Some lessons learned from the most consequential primaries to date...
 

The retreat by the voters in the GOP primaries was due to the realization that extremism was worse than what existed before and Mitch McConnell is the prime example. He has been in the US Senate since the dinosaurs and he is more "Inside DC" than Richard Nixon.


...Fred Wertheimer, (click here) a longtime supporter of campaign finance regulation, was then a lawyer for Common Cause. He vividly recalls the weeks leading up to April 7, 1972, before a new campaign finance law went into effect requiring the disclosure of the names of individual donors. “Contributors,” he said, “were literally flying into Washington with satchels of cash.”...

By George Lardner Jr.
and Walter Pincus


Washington Post Staff Writers


Thursday, October 30, 1997


While presidents (click here) have long bestowed U.S. ambassadorships on big campaign contributors,
Richard M. Nixon put a specific price tag on the practice.
"My point is, my point is that anybody who wants to be an ambassador must at least give $250,000," the president told White House Chief of Staff H.R. Haldeman on June 23, 1971, according to a newly transcribed tape.
"Yeah," Haldeman agreed, and then proposed a minimal donation threshold. "I think any contributor under $100,000 we shouldn't consider for any kind of thing."
Nixon pointed out that "we helped" Fred J. Russell, a millionaire California real estate baron and Republican donor who would soon be named ambassador to Denmark. "But from now on," the president continued, "the contributors have got to be, I mean, a big thing and I'm not gonna do it for political friends and all that crap."...

Yes, indeed. Money from individuals for ambassadorships so they can wheel and deal with the international crowd. Money from corporations to protect their foothold of control over the American populous and it's powerful economic clout. Today, the corruption is not only recognized but touted as a status symbol. The Koch Brothers are proud of their influence to rule the three branches of government to completely corrupt the country and not simply hiding it as 'money under the table.'

The players may be different than from the Nixon years, but, the game is worse than it's ever been and the people are left with STILL 'choosing the best of the the worst' to legislate their country.

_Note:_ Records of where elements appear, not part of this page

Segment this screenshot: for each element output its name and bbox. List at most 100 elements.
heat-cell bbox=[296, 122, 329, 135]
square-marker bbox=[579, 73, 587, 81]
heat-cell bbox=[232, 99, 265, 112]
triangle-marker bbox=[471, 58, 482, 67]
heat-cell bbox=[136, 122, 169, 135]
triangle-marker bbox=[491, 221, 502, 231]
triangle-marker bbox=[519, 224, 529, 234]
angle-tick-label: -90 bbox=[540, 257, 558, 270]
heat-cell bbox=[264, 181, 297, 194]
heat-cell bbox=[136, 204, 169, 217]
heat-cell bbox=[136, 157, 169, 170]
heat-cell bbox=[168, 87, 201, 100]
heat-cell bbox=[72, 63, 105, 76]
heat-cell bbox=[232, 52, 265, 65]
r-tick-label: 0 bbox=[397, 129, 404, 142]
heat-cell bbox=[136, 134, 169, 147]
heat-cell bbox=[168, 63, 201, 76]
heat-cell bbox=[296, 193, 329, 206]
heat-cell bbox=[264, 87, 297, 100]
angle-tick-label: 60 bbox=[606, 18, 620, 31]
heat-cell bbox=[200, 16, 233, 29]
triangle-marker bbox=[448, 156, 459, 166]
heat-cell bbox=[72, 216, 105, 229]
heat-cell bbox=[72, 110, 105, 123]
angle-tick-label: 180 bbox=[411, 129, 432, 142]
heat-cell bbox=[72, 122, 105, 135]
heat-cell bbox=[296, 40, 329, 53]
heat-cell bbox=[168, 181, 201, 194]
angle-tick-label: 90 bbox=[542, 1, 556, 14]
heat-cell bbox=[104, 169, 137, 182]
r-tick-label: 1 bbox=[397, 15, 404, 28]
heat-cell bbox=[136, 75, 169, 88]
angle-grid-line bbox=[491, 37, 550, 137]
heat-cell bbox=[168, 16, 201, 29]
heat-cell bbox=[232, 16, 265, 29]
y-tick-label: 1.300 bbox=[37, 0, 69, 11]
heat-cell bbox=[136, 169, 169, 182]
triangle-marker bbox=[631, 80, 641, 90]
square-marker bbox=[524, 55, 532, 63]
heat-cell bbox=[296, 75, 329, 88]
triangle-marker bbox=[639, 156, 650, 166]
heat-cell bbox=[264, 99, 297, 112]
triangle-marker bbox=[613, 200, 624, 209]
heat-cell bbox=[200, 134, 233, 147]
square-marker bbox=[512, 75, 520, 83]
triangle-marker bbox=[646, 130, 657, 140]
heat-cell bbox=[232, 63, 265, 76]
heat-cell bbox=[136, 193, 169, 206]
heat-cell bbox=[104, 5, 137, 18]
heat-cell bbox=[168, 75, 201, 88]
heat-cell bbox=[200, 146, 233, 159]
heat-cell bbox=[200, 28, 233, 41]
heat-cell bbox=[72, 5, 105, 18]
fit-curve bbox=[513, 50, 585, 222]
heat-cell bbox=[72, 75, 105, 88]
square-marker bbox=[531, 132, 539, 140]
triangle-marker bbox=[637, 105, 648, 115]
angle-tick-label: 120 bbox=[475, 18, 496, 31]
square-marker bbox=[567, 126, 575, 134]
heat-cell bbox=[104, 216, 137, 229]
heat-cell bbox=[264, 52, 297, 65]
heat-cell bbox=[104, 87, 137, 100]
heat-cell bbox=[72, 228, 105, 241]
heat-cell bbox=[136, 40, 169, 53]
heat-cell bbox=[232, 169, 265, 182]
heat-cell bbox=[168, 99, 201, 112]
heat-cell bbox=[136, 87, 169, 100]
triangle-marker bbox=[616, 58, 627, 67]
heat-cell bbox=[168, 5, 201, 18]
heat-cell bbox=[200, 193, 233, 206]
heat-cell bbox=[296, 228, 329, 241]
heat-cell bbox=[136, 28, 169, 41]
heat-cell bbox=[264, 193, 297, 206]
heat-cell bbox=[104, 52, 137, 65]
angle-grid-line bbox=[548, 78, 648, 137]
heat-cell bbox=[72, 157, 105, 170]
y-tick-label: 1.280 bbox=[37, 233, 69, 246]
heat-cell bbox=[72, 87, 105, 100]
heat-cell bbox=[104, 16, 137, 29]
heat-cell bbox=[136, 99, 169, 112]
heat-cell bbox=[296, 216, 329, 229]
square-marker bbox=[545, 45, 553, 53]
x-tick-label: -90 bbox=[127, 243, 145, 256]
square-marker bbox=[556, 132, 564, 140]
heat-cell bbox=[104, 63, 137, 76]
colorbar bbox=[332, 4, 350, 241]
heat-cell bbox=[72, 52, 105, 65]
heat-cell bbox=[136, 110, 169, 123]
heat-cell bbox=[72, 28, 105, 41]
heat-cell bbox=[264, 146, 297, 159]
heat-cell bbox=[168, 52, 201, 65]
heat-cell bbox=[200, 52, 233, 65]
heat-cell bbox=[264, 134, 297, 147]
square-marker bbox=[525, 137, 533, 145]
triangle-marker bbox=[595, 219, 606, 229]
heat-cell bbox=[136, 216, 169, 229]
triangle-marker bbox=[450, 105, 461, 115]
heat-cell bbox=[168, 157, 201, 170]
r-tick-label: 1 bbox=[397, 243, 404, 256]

The facts are sad but true, the right wing conservatives are disillusioned by their own priorities and the defeat of Tea Party candidates is proof. The GOP electorate is measuring it's success at the polls against the success of their agenda. The extremist turn under the Bush/Cheney administration which resulted in conservative activism, even to the extent of the Supreme Court, has the conservatives wondering, "What the heck are we doing by putting all this stupid stuff in our party's platform." In stepping back from the tragedy of Iraq going forward those that identified with right wing candidates are now looking at their own sad realities post 2008 and re-evaluating their paths.

The even sadder truth is the candidates chosen in the primaries aren't that much different from their Tea Party opponents. They are so close a match the Tea Party threw in with them immediately with endorsements for November. The right wing is walking back to the left, but, their steps are far slower than they actually would like them to be. Sincere extremism still lives in the GOP and their base still holds a majority of those extremists as those they can motivate.

The Democrats best focus is to bring the electorate up to speed on what a sincere economy is and what it is not. What a healthy nation looks like and what it does not. The truth that Democratic morality is still the driving force of this country and it works for aspects of our government.